In fact, every week, it seems, some new development emerges that, alone or in concert with the rest, would get a CEO fired. For example, if any CEO walked into a meeting as ill-informed and poorly briefed as Trump often is, breezily spouting empty superlatives and faulty information, they would have quickly lost respect outside the company and support within it. Just ask Elizabeth Holmes of Theranos, who attempted to build her blood-testing company on hot air and ended up losing all credibility.
In business, the emperor is quickly told the truth about his new clothes – unless, that is, it is a family business of the sort that Trump ran and frequently bankrupted. The Trump administration is just such a “business,” which means that its senior employees have no alternative but to resign in the face poor (or even law-defying) management. White House press secretary Sean Spicer was the first to throw in the towel – after barely six months on the job. He won’t be the last.
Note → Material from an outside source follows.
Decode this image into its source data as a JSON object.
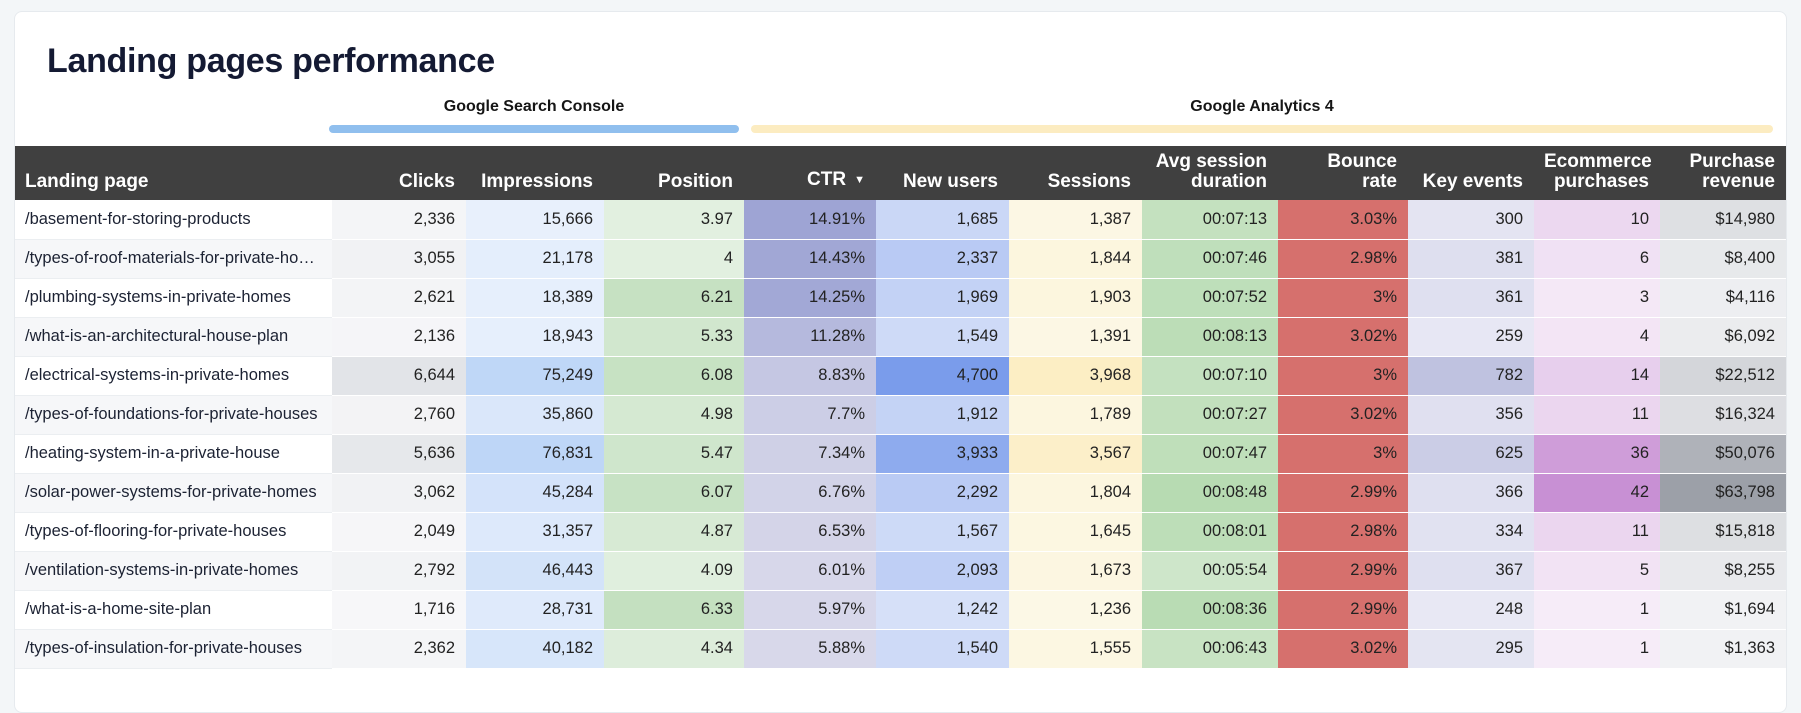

Moreover, the old boys’ club is giving way to an environment of greater accountability in business. Gone are the days when CEOs could disrespect female colleagues and contacts with impunity. Yet, as with the appalling comments he made before becoming president, Trump has recently gotten away with insulting an Irish reporter (by interrupting a call with Ireland’s prime minister to discuss her appearance) and the wife of France’s president, on whose physique he commented.
Such comments are not just profoundly inappropriate; they also demonstrate incredibly poor judgment. In the business world, a pattern like this would be noted, and eventually the company would be forced to take action. If the CEO of American Apparel couldn’t get away with such harassment, why should the president of the United States?
Likewise, why should Trump be able to play fast and loose with people’s health and wellbeing, attempting to bully his own colleagues in Congress to agree to a health-care bill that would take away coverage from millions? When Martin Shkreli, the former CEO of Turing Pharmaceuticals, hiked the price of the toxoplasmosis drug Daraprim – a lifesaving treatment for AIDS patients – from $13.50 per tablet to $750, his reputation tanked. He resigned in the wake of allegations that he appropriated company funds for personal use at previous companies where he worked. Shkreli now spends many of his days in court.
By contrast, Trump remains safe in his position as president, partly owing to the seemingly bottomless loyalty of many of his supporters. During the campaign, he proclaimed that even if he stood in the middle of Manhattan’s Fifth Avenue and shot somebody, he wouldn’t lose any voters. And, for once, his claim wasn’t mere bluster: a recent poll indicated that 45% of Trump voters would still support him if he shot someone.
But Trump’s overall approval rating has fallen substantially, reaching lows that only two previous presidents have touched in the first six months in office. That means that there is a more fundamental problem at play: America’s system of checks and balances has so far failed to work as effectively as the US – and the world – needs it to.
Corporate governance is becoming stricter, based on a growing recognition of companies’ responsibility to ensure safe working environments, bar child labor, prevent environmental destruction, and end other damaging practices. Political governance should move in the same direction.
Trump is proud to be a businessman. So let’s treat him like one and part company.